Akademik Veri Yönetim Sistemi
ENGINEERING FAILURE ANALYSIS, cilt.184, 2026 (SCI-Expanded, Scopus)
Masonry buildings represent inherently complex construction systems, with their seismic response behavior still not fully understood. Ensuring life safety in masonry structures subjected to seismic excitations is of paramount importance, which underscores the need for advanced numerical modeling and comprehensive analysis. This requirement is particularly critical due to the inadequate seismic resistance observed in certain key aspects, including mechanical properties and the number of stories. Consequently, numerical studies have become indispensable for understanding the seismic behavior of low-rise buildings.
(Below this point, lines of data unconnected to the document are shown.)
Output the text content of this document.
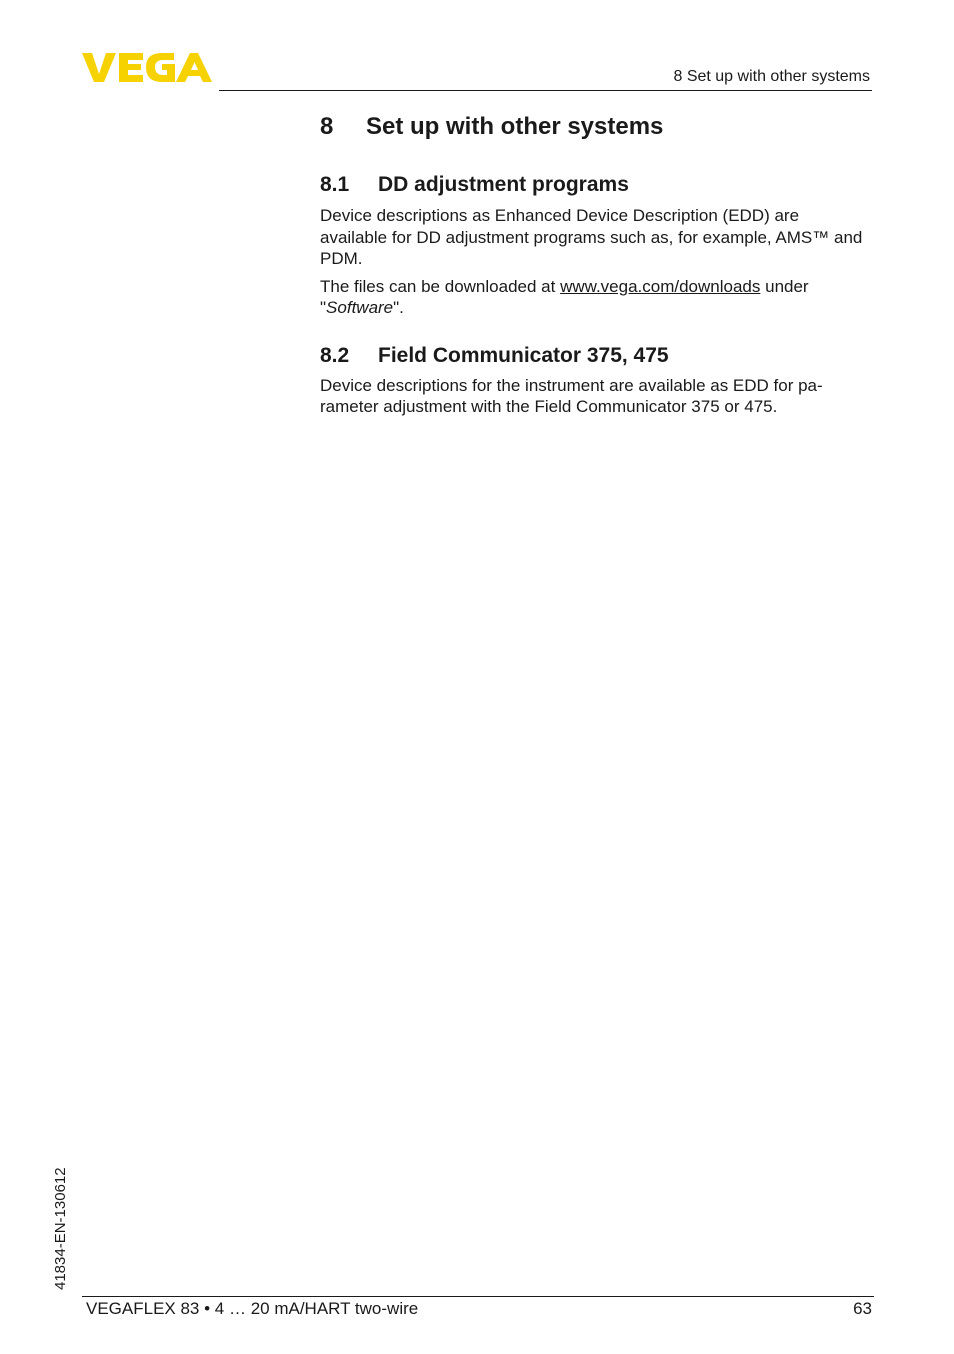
8 Set up with other systems
8	Set up with other systems
8.1	DD adjustment programs

Device descriptions as Enhanced Device Description (EDD) are available for DD adjustment programs such as, for example, AMS™ and PDM.

The files can be downloaded at www.vega.com/downloads under "Software".

8.2	Field Communicator 375, 475

Device descriptions for the instrument are available as EDD for pa- rameter adjustment with the Field Communicator 375 or 475.

41834-EN-130612
VEGAFLEX 83 • 4 … 20 mA/HART two-wire	63
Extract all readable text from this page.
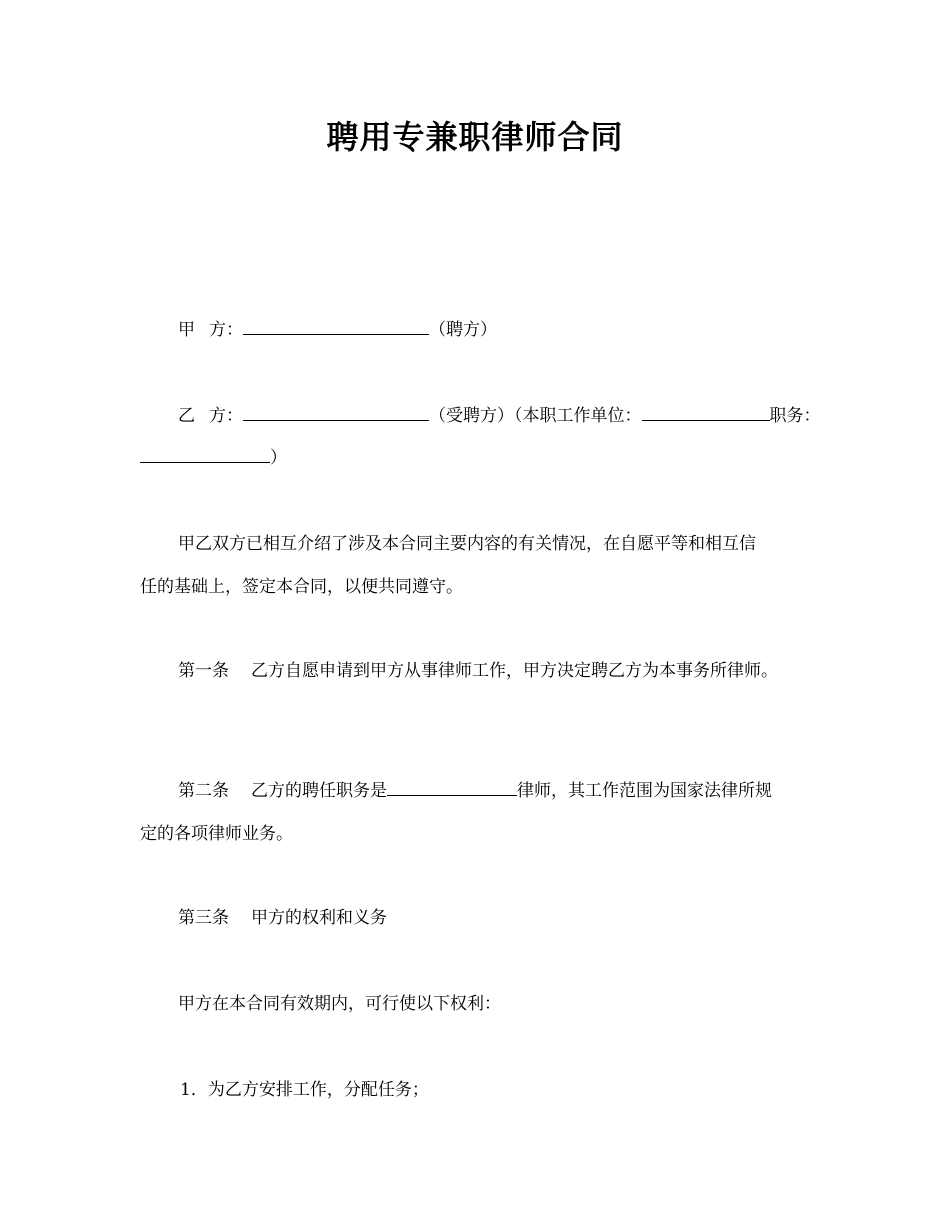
聘用专兼职律师合同
甲 方：	（聘方）
乙 方：	（受聘方）（本职工作单位：	职务：
）
甲乙双方已相互介绍了涉及本合同主要内容的有关情况，在自愿平等和相互信
任的基础上，签定本合同，以便共同遵守。
第一条 乙方自愿申请到甲方从事律师工作，甲方决定聘乙方为本事务所律师。
第二条 乙方的聘任职务是	律师，其工作范围为国家法律所规
定的各项律师业务。
第三条 甲方的权利和义务
甲方在本合同有效期内，可行使以下权利：
1．为乙方安排工作，分配任务；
This paper addresses this gap through a numerical investigation into the seismic performance of unreinforced masonry (URM) buildings with varying floor counts. The analysis integrates four material properties derived from experimental data available in the literature. For each building, a detailed three-dimensional (3D) continuum Finite Element Model (FEM) is developed, employing nonlinear Time History analysis as the primary analytical method. The Concrete Damage Plasticity (CDP) model is applied to simulate the masonry walls and concrete components. This study encompasses modal analysis, static response analysis, and seismic response analysis of the buildings. The findings, based on both undamaged and damaged models, are carefully evaluated and compared, covering modal behaviors, natural frequency values, mode shapes, displacement and stress distributions, and damage patterns. Furthermore, the research seeks to offer insights into how these structural dynamic parameters affect the structural response and failure modes under various seismic loads. Finally, conclusions and recommendations are provided for addressing damage in masonry building walls.